The Miracle of the Sun was an event well documented by the press, as tens of thousands gathered to the spot where the three kids observed their last encounter together with the Holy Mother.  They had requested from her a sign that the grownups would believe them.  They were getting a little sick of being told to shut up, and put in jail.  The Blessed Mother came through big time.  While the multitudes stood in the rain, the sun came out and wobbled around, zigzagged a bit, changed colors, seemed to pulsate, and then the sun starting growing bigger, as if it was hurtling toward the earth.  The people panic.  This part in the movie where the sun comes at us is pretty scary, even despite the simple technical craft of the day.  You may find yourself running for the exits.

Then the show stops, and all the people, though having been standing in the rain for some hours, are completely dry, and the ground is all dry, and the newspaper men have quite a story to tell in their next edition.

In the movie, the rascal Gilbert Roland becomes a true believer when he sees the Miracle of the Sun, and we see him in the epilogue talking to Lucia, now a nun, many years after the event.  Oddly, the director chose to use the same child actress, Susan Whitney, to play the adult Lucia, but who speaks lip-synching to the voice of an adult actress.  It has a weird effect and seems a very poor compromise at establishing the continuity between the child and the adult visionary.

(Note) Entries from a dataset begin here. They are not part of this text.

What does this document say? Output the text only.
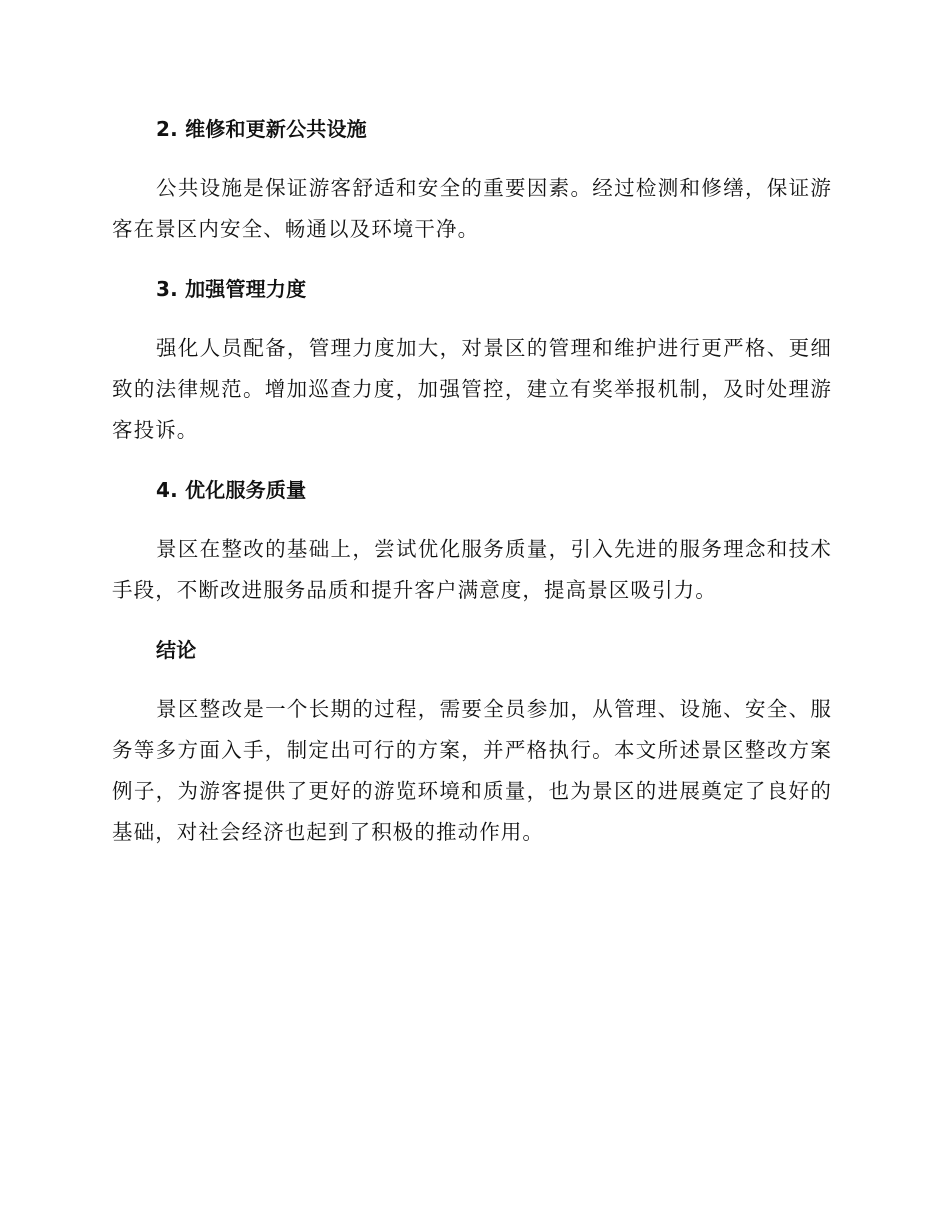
2. 维修和更新公共设施

公共设施是保证游客舒适和安全的重要因素。经过检测和修缮，保证游客在景区内安全、畅通以及环境干净。

3. 加强管理力度

强化人员配备，管理力度加大，对景区的管理和维护进行更严格、更细致的法律规范。增加巡查力度，加强管控，建立有奖举报机制，及时处理游客投诉。

4. 优化服务质量

景区在整改的基础上，尝试优化服务质量，引入先进的服务理念和技术手段，不断改进服务品质和提升客户满意度，提高景区吸引力。

结论

景区整改是一个长期的过程，需要全员参加，从管理、设施、安全、服务等多方面入手，制定出可行的方案，并严格执行。本文所述景区整改方案例子，为游客提供了更好的游览环境和质量，也为景区的进展奠定了良好的基础，对社会经济也起到了积极的推动作用。
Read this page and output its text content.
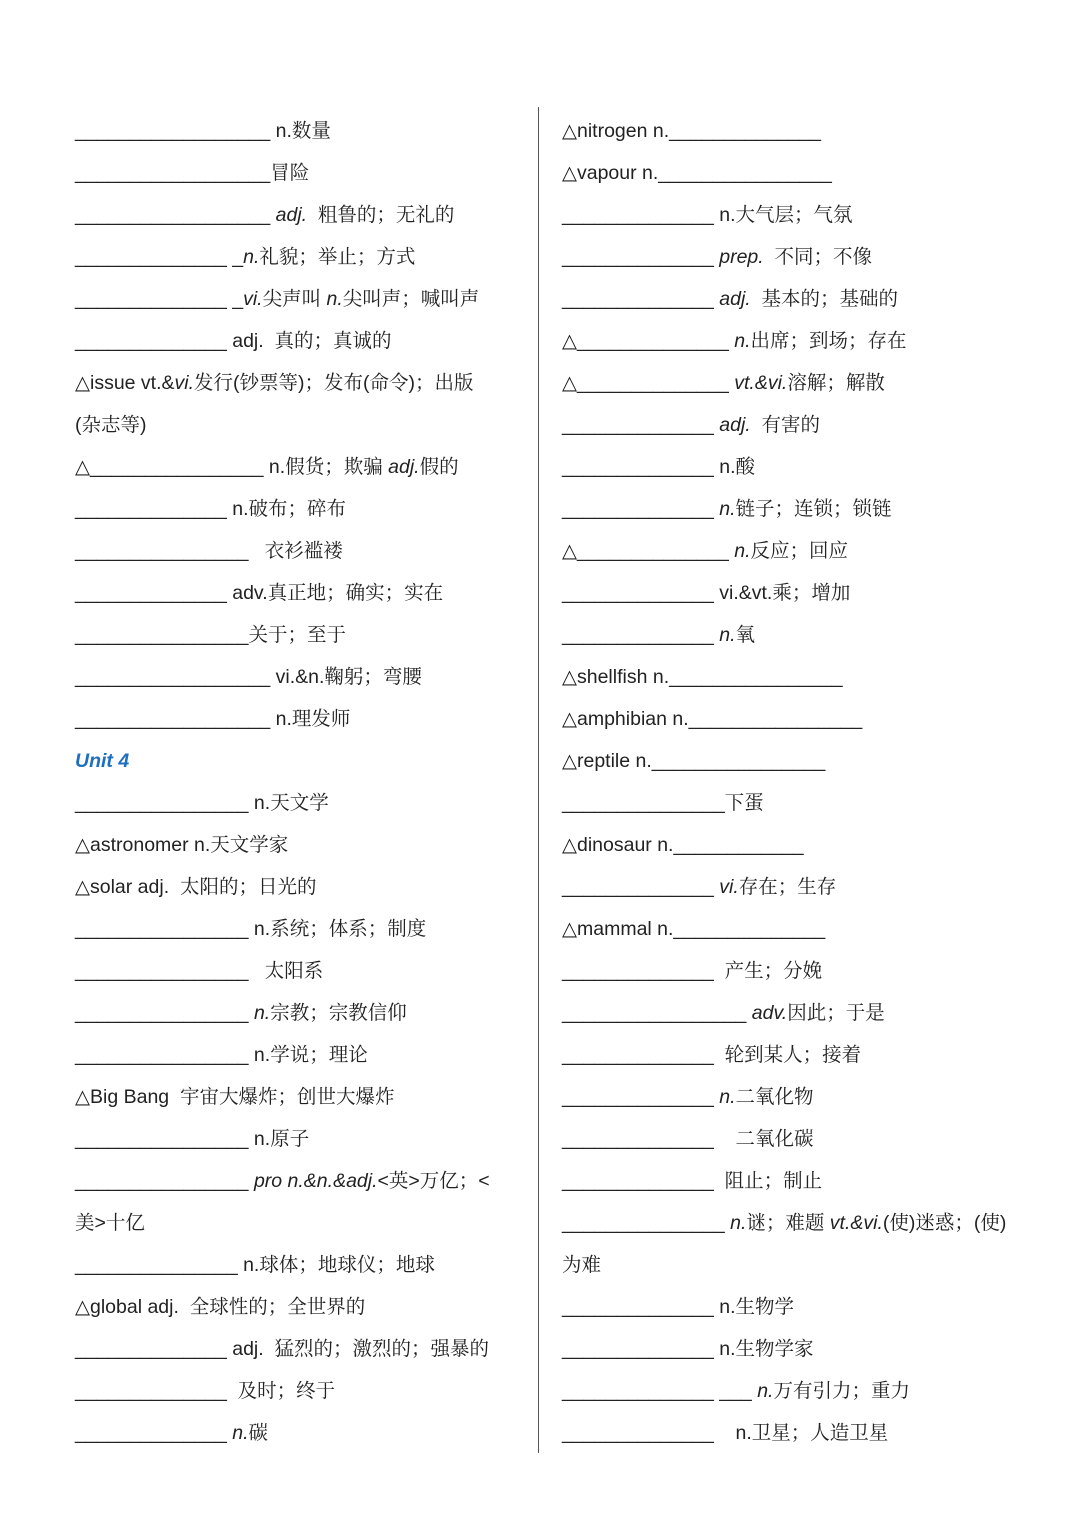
__________________ n.数量
__________________冒险
__________________ adj.  粗鲁的；无礼的
______________ _n.礼貌；举止；方式
______________ _vi.尖声叫 n.尖叫声；喊叫声
______________ adj.  真的；真诚的
△issue vt.&vi.发行(钞票等)；发布(命令)；出版
(杂志等)
△________________ n.假货；欺骗 adj.假的
______________ n.破布；碎布
________________   衣衫褴褛
______________ adv.真正地；确实；实在
________________关于；至于
__________________ vi.&n.鞠躬；弯腰
__________________ n.理发师
Unit 4
________________ n.天文学
△astronomer n.天文学家
△solar adj.  太阳的；日光的
________________ n.系统；体系；制度
________________   太阳系
________________ n.宗教；宗教信仰
________________ n.学说；理论
△Big Bang  宇宙大爆炸；创世大爆炸
________________ n.原子
________________ pro n.&n.&adj.<英>万亿；<
美>十亿
_______________ n.球体；地球仪；地球
△global adj.  全球性的；全世界的
______________ adj.  猛烈的；激烈的；强暴的
______________  及时；终于
______________ n.碳
△nitrogen n.______________
△vapour n.________________
______________ n.大气层；气氛
______________ prep.  不同；不像
______________ adj.  基本的；基础的
△______________ n.出席；到场；存在
△______________ vt.&vi.溶解；解散
______________ adj.  有害的
______________ n.酸
______________ n.链子；连锁；锁链
△______________ n.反应；回应
______________ vi.&vt.乘；增加
______________ n.氧
△shellfish n.________________
△amphibian n.________________
△reptile n.________________
_______________下蛋
△dinosaur n.____________
______________ vi.存在；生存
△mammal n.______________
______________  产生；分娩
_________________ adv.因此；于是
______________  轮到某人；接着
______________ n.二氧化物
______________    二氧化碳
______________  阻止；制止
_______________ n.谜；难题 vt.&vi.(使)迷惑；(使)
为难
______________ n.生物学
______________ n.生物学家
______________ ___ n.万有引力；重力
______________    n.卫星；人造卫星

Lucia lived to be 97 years old, and died in 2005.  This past May 13th, on the 100th anniversary of the first apparition of the Virgin Mary at Fátima, Pope Francis canonized the two younger children, Jacinta and Francisco.  World-wide prayer services will commemorate the October 13th “Miracle of the Sun” and pilgrims to Fátima will likely add a great number to those who regularly flock to that site.  Fátima, unlike the well-intentioned movie, is indeed a modern tale with political and social threads; that is it’s compelling “hook” and is still with us.